Il avait été repris fin 2019 par la coalition d’ONG Rewild qui souhaitait en faire un centre de réhabilitation des animaux sauvages. Un peu plus d’un an après le rachat, la société Bretagne Zoo qui gérait l’ancien zoo de Pont-Scorff dans le Morbihan a été placée en liquidation judiciaire. « Le tribunal de commerce de Lorient a prononcé lundi la liquidation de la SARL Bretagne Zoo avec poursuite d’activité jusqu’à fin juin. Les candidats à la reprise ont jusqu’au 30 avril pour proposer un projet », indique sur sa page Facebook Rewild, actionnaire à environ 70 % de Bretagne Zoo, dont fait partie l’ONG de défense des écosystèmes marins Sea Shepherd.
La société était endettée à hauteur de 1,4 million d’euros. « Sea Shepherd travaille activement à une proposition de reprise pour que le projet initial porté par Rewild ne coule pas avec la SARL Bretagne Zoo », ajoute le communiqué. Selon Rewild, en conflit ouvert avec l’ancien gérant Jérôme Pensu, la Fondation Brigitte Bardot, « malgré son regard très critique sur la gérance de la SARL, a accepté de débloquer 50.000 euros pour la nourriture et les soins aux animaux pendant la période transitoire, le temps que le tribunal statue sur le projet retenu ».

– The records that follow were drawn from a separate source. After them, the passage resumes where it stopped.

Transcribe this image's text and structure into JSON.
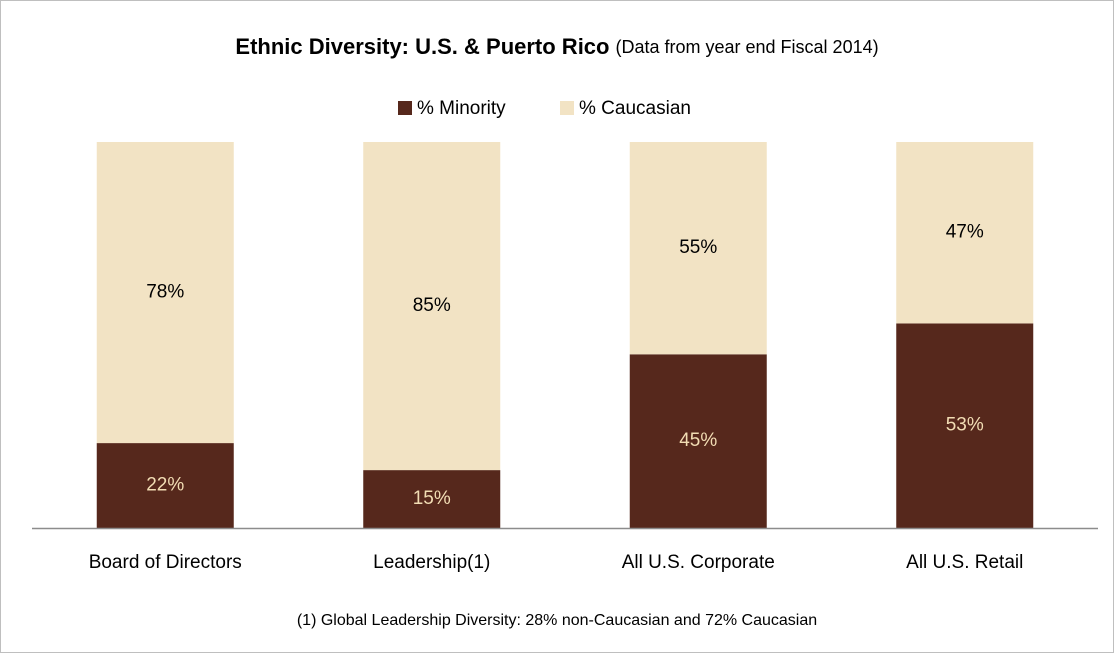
{
  "chart_data": {
    "type": "stacked_bar",
    "title": "Ethnic Diversity: U.S. & Puerto Rico",
    "subtitle": "(Data from year end Fiscal 2014)",
    "categories": [
      "Board of Directors",
      "Leadership(1)",
      "All U.S. Corporate",
      "All U.S. Retail"
    ],
    "series": [
      {
        "name": "% Minority",
        "color": "#56281c",
        "label_color": "#f2ddb4",
        "values": [
          22,
          15,
          45,
          53
        ],
        "value_labels": [
          "22%",
          "15%",
          "45%",
          "53%"
        ]
      },
      {
        "name": "% Caucasian",
        "color": "#f2e3c4",
        "label_color": "#000000",
        "values": [
          78,
          85,
          55,
          47
        ],
        "value_labels": [
          "78%",
          "85%",
          "55%",
          "47%"
        ]
      }
    ],
    "ylim": [
      0,
      100
    ],
    "legend": "top",
    "footnote": "(1) Global Leadership Diversity: 28% non-Caucasian and 72% Caucasian"
  }
}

« Éviter que ça redevienne un zoo »
« S’il y avait un projet de reprise avec les compétences nécessaires, nous serions ravis de laisser la main, mais ça ne peut pas être l’ancien gérant car ce serait de nouveau un échec. Nous voulons aussi éviter que ça redevienne un zoo », a déclaré Lamya Essemlali, présidente de Sea Shepherd France.
Sur sa page Facebook, Jérôme Pensu se félicite quant à lui d’avoir réussi à susciter le débat sur les animaux sauvages en captivité : « On a mis en éclairage le fait qu’il est tout à fait possible de relâcher des animaux qui sont nés en captivité. […] Tout reste à écrire. Une équipe s’est formée, elle a été mise à l’épreuve. Elle est donc particulièrement solide et elle a très clairement envie de continuer cette mission de gestion des animaux saisis », indique-t-il dans une vidéo.